Vrijblijvend gesprek
020-7232261

De betekenis van ‘substantieel’ en het doel van de billijke vergoeding

De betekenis van ‘substantieel’ en het doel van de billijke vergoeding

In ontslagzaken waarin door werkgever ernstig verwijtbaar is gehandeld, heeft werknemer recht op een billijke vergoeding. De hoogte van de billijke vergoeding blijft vooralsnog onvoorspelbaar. Op 11 november 2016 oordeelde de kantonrechter Rotterdam over het toekennen van een billijke vergoeding nadat een werknemer onterecht op staande voet was ontslagen. De werknemer in kwestie genoot een maandsalaris van 1.334,53 euro bruto per maand exclusief 8% vakantietoeslag. De medewerker verzocht primair betaling van een billijke vergoeding.

Hoogte billijke vergoeding

De kantonrechter overwoog terecht dat: “uit de wetsgeschiedenis volgt dat de hoogte van de billijke vergoeding – naar haar aard – in relatie moet staan tot het ernstig verwijtbare handelen of nalaten van de werkgever. Als ontslag het gevolg is van ernstig verwijtbaar handelen of nalaten van de werkgever, dan dient de werknemer hiervoor volgens die wetsgeschiedenis te worden gecompenseerd, ook om dergelijk handelen of nalaten van de werkgever te voorkomen. De hoogte van de billijke vergoeding moet daarom worden bepaald op een wijze en op het niveau dat aansluit bij de omstandigheden van het geval.”

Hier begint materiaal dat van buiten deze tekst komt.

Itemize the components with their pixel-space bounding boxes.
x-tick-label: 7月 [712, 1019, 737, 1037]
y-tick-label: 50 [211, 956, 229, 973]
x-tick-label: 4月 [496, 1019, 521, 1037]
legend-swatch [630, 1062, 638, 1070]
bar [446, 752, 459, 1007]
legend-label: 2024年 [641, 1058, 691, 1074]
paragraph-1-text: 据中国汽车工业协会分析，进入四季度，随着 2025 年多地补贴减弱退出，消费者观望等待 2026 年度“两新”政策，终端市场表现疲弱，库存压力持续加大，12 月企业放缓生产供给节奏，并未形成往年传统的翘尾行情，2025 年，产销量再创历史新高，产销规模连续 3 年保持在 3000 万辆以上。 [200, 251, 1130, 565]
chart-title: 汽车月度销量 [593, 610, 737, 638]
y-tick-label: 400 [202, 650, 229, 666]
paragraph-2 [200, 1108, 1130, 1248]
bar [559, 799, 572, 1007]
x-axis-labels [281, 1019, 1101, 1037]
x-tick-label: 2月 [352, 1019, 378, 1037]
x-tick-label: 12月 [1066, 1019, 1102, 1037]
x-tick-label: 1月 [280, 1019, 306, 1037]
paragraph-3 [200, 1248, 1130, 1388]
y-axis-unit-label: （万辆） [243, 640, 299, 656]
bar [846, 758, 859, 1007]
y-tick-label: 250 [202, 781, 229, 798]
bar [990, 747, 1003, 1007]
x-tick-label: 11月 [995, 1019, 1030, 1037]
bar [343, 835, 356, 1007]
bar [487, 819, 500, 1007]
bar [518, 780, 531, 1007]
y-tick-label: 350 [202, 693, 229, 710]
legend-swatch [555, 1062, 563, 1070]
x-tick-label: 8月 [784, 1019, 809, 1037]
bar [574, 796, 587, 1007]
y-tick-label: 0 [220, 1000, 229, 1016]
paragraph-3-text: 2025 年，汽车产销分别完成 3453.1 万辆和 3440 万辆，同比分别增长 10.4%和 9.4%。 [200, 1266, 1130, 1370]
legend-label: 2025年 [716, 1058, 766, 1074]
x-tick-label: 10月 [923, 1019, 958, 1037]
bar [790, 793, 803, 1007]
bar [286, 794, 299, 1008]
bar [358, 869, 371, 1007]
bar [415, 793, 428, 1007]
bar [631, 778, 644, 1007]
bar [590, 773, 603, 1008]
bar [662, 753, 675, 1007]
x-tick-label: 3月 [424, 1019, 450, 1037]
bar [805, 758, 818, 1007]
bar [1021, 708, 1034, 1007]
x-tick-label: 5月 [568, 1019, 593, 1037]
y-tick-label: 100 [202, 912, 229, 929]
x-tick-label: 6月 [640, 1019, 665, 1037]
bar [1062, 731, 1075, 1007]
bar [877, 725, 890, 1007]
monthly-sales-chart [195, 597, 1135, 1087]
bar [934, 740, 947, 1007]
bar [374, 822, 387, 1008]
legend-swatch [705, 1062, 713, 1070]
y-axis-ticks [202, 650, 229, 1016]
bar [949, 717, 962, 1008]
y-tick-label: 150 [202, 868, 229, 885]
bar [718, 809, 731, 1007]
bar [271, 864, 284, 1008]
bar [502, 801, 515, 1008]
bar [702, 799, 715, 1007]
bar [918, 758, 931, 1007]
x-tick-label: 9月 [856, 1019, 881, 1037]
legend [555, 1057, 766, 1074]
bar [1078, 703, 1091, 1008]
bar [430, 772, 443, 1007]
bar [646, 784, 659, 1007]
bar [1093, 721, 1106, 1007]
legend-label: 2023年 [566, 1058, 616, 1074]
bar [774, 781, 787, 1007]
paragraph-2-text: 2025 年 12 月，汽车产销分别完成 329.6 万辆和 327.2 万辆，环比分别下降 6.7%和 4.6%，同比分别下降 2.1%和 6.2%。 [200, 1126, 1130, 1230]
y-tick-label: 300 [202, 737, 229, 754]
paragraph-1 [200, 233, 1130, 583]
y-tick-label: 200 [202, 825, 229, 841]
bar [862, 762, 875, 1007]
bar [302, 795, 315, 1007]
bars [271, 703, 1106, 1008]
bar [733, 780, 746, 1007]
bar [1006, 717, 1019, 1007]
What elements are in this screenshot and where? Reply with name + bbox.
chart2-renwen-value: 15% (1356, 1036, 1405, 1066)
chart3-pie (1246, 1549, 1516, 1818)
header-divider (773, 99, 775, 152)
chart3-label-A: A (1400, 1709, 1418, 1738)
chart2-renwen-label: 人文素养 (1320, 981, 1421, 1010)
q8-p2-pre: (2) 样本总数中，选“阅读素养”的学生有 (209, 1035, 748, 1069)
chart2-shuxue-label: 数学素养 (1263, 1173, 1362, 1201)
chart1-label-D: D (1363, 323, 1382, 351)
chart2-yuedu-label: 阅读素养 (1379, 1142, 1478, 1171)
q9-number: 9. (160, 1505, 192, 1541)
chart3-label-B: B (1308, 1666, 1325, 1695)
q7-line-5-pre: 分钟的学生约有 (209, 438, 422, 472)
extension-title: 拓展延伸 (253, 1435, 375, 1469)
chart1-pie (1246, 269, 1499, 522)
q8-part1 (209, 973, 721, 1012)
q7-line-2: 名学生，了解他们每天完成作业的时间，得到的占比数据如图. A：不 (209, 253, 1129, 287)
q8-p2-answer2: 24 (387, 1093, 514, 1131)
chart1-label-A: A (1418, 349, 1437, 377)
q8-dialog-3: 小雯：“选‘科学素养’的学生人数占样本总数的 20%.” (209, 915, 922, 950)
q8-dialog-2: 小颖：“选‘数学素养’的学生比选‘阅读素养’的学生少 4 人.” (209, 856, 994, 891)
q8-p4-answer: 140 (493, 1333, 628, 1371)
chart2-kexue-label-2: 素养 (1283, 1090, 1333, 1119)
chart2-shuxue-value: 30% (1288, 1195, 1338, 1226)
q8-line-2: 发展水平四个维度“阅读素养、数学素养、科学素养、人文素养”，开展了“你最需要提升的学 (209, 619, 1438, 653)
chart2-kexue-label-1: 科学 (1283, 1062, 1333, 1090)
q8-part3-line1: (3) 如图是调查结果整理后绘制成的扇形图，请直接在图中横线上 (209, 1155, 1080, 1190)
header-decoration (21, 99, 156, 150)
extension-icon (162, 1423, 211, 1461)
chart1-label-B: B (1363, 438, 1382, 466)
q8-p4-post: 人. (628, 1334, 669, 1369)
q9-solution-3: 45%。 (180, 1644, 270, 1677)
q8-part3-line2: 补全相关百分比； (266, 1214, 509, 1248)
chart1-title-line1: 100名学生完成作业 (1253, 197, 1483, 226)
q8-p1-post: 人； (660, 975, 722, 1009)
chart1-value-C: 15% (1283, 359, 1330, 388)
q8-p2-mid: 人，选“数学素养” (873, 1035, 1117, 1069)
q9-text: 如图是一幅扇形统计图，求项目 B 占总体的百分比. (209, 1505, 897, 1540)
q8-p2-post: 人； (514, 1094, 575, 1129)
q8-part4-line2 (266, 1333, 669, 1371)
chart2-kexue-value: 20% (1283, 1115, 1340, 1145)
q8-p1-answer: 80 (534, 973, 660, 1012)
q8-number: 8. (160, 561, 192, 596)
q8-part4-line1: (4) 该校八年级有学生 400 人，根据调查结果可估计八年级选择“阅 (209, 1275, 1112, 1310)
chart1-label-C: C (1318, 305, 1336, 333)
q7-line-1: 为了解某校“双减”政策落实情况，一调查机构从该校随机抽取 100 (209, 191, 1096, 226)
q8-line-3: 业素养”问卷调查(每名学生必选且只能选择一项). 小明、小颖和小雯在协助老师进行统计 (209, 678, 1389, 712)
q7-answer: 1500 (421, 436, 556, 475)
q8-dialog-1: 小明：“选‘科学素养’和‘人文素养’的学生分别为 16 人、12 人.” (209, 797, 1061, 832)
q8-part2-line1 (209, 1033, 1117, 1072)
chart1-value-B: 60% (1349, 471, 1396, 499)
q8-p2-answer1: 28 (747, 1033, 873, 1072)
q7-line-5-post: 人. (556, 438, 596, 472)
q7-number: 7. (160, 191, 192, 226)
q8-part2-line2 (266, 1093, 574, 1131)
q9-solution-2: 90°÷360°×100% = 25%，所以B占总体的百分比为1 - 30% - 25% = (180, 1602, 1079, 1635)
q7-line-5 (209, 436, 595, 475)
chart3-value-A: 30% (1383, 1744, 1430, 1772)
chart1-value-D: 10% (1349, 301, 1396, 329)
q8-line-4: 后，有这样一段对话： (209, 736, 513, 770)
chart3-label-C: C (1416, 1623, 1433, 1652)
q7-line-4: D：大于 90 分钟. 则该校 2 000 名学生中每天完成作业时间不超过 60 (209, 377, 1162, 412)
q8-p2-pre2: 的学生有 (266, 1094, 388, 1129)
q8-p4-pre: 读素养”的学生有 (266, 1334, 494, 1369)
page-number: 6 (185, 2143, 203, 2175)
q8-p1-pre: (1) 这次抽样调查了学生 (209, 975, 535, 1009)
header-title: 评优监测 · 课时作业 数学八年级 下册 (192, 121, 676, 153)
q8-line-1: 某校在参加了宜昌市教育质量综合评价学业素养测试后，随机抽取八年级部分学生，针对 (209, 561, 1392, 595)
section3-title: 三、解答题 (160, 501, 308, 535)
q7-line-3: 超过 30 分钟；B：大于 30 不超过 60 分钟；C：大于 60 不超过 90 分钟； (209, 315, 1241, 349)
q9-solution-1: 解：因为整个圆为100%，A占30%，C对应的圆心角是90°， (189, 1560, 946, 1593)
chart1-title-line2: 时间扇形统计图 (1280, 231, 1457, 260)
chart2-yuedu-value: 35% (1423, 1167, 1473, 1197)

Billijke vergoeding en de omstandigheden van het geval

De kantonrechter overwoog vervolgens: “de kantonrechter wil bij de vaststelling van de hoogte van de billijke vergoeding tot uitdrukking brengen dat een ten onrechte gegeven ontslag op staande voet grote impact heeft op iemands persoonlijk leven. Voorkomen moet dan ook worden dat een medewerker op staande voet wordt ontslagen wegens een beschuldiging van fraude, terwijl daarvoor onvoldoende bewijs voorhanden is. Dit rechtvaardigt een toe te kennen billijke vergoeding van substantiële betekenis”. Indien de toe te kennen vergoeding mede dient om ernstig verwijtbaar handelen of nalaten van de werkgever te voorkomen dan is het bij het bepalen van de hoogte van de vergoeding onvermijdelijk mede acht te slaan op de financiële draagkracht van de ernstig verwijtbaar handelende werkgever. Een financieel draagkrachtige werkgever zal immers niet zo snel onder de indruk zijn van een boete van een paar duizend euro. En zeker wanneer de rechter overweegt dat er een “substantiële” vergoeding moet worden toegekend, dan ligt het in de lijn der verwachtingen dat ten laste van deze multinationale draagkrachtige werkgever – zijnde C&A – een billijke vergoeding zou worden toegekend van minimaal enkele tienduizenden euro.

Billijke vergoeding en salaris 

Eerder oordeelde het Gerechtshof Arnhem-Leeuwarden reeds dat de hoogte van de billijke vergoeding “een zodanig substantieel bedrag dient te beslaan dat hiermee een dergelijk handelen van de werkgever in de toekomst wordt voorkomen”. Duidelijker nog ware het geweest indien het Gerechtshof Arnhem-Leeuwarden de woorden “de werkgever” zou hebben vervangen door “deze werkgever”.

In plaats van de hoogte van de vergoeding in verband met het beoogde afschrikwekkende karakter mede af te stemmen op de draagkracht van de werkgever, overwoog de kantonrechter daarentegen vervolgens: “waarbij tevens rekening wordt gehouden met het salarisniveau van de werknemer”, waarna een vergoeding van 6.000 euro werd toegekend.

Anders dan de Rechtbank Overijssel achtte deze rechter niet (alleen) de financiële situatie bij de werkgever maar (alleen) het inkomensniveau van de werknemer relevant bij het bepalen van de hoogte van de toe te kennen billijke vergoeding. De moeilijk te rechtvaardigen consequentie van de door deze kantonrechter gekozen benadering is dan immers dan ernstig verwijtbaar handelende werkgevers slechts een geringe “boete” moeten betalen als bij ernstig verwijtbaar handelen richting een blauwe boord, maar een veel hogere boete bij verwijtbaar handelen richting een witte boord.

Conclusie

Uit deze rechtspraak blijkt in ieder geval dat rechters bij gebreke van enige maatgevende instructie van de wetgever zoekende zijn naar de juist invulling en dat er in afwachting daarvan nog weinig uniformiteit valt te ontdekken in de criteria die rechters hanteren bij de begroting van de billijke vergoeding. Het blijft dus voorlopig wachten op een (meer) richtinggevend oordeel van de Hoge Raad.